Dr. Șerban is the author of the books After Thomas Kuhn: The Structure of Aesthetic Revolutions (Berlin & Boston: De Gruyter, 2022), Cultural Capital and Creative Communication: (Anti-)Modern and (Non-)Eurocentric Perspectives (London & New York: Routledge, 2023), and Capitalismul artistic (2016). She is also the co-editor of several volumes in aesthetics, philosophy of culture, and the history of European modernity.

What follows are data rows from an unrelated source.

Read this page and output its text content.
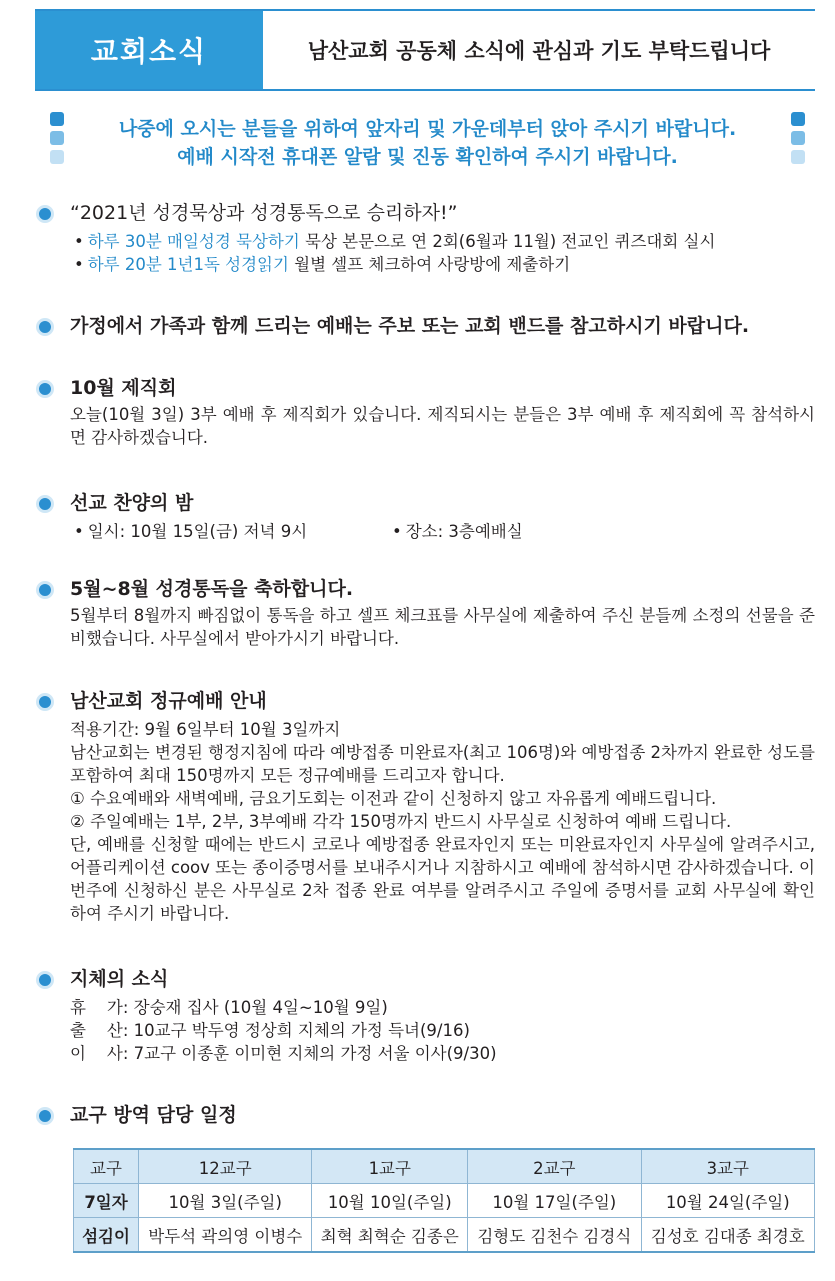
교회소식	남산교회 공동체 소식에 관심과 기도 부탁드립니다
나중에 오시는 분들을 위하여 앞자리 및 가운데부터 앉아 주시기 바랍니다.
예배 시작전 휴대폰 알람 및 진동 확인하여 주시기 바랍니다.
“2021년 성경묵상과 성경통독으로 승리하자!”
• 하루 30분 매일성경 묵상하기 묵상 본문으로 연 2회(6월과 11월) 전교인 퀴즈대회 실시
• 하루 20분 1년1독 성경읽기 월별 셀프 체크하여 사랑방에 제출하기
가정에서 가족과 함께 드리는 예배는 주보 또는 교회 밴드를 참고하시기 바랍니다.
10월 제직회
오늘(10월 3일) 3부 예배 후 제직회가 있습니다. 제직되시는 분들은 3부 예배 후 제직회에 꼭 참석하시면 감사하겠습니다.
선교 찬양의 밤
• 일시: 10월 15일(금) 저녁 9시	• 장소: 3층예배실
5월~8월 성경통독을 축하합니다.
5월부터 8월까지 빠짐없이 통독을 하고 셀프 체크표를 사무실에 제출하여 주신 분들께 소정의 선물을 준비했습니다. 사무실에서 받아가시기 바랍니다.
남산교회 정규예배 안내
적용기간: 9월 6일부터 10월 3일까지
남산교회는 변경된 행정지침에 따라 예방접종 미완료자(최고 106명)와 예방접종 2차까지 완료한 성도를 포함하여 최대 150명까지 모든 정규예배를 드리고자 합니다.
① 수요예배와 새벽예배, 금요기도회는 이전과 같이 신청하지 않고 자유롭게 예배드립니다.
② 주일예배는 1부, 2부, 3부예배 각각 150명까지 반드시 사무실로 신청하여 예배 드립니다.
단, 예배를 신청할 때에는 반드시 코로나 예방접종 완료자인지 또는 미완료자인지 사무실에 알려주시고, 어플리케이션 coov 또는 종이증명서를 보내주시거나 지참하시고 예배에 참석하시면 감사하겠습니다. 이번주에 신청하신 분은 사무실로 2차 접종 완료 여부를 알려주시고 주일에 증명서를 교회 사무실에 확인하여 주시기 바랍니다.
지체의 소식
휴    가: 장숭재 집사 (10월 4일~10월 9일)
출    산: 10교구 박두영 정상희 지체의 가정 득녀(9/16)
이    사: 7교구 이종훈 이미현 지체의 가정 서울 이사(9/30)
교구 방역 담당 일정
교구	12교구	1교구	2교구	3교구
7일자	10월 3일(주일)	10월 10일(주일)	10월 17일(주일)	10월 24일(주일)
섬김이	박두석 곽의영 이병수	최혁 최혁순 김종은	김형도 김천수 김경식	김성호 김대종 최경호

Among the most recent are Rethinking Modernity: Transitions and Challenges (Cambridge: Ethics International Press), Bordering the European Identity (Bucharest University Press, 2018), Octavio Paz: Culture and Modernity (Bucharest University Press, 2017), and Culture and Religion in the Balkans: Philosophical Approaches (Bucharest University Press, 2015).
Through conference participation and research projects conducted in France, Switzerland, the United Kingdom, Belgium, Sweden, Italy, Norway, Germany, Portugal, Bulgaria, Greece, and Romania, as well as through her scholarly publications, she has developed expertise in the following areas: aesthetics, early modern philosophy, biopolitics, and cultural studies.
She is a member of the International Society of Cultural History (ISCH), founder of the International Journal of Aesthetics and Philosophy of Culture (IJAPHC), editor of the Annals of the University of Bucharest – Philosophy Series, and editor of LaPunkt (a Eurocentrica publication and member of Eurozine). She has translated several works from French into Romanian by authors such as Fabienne Brugère, Sylvain Tesson, Gilles Lipovetsky, Jean Serroy, Michel Foucault, and Jean d’Ormesson.
Currently, most of her research projects in the field of biopolitics are dedicated to Holocaust studies, combating antisemitism, and the study of biopolitical art.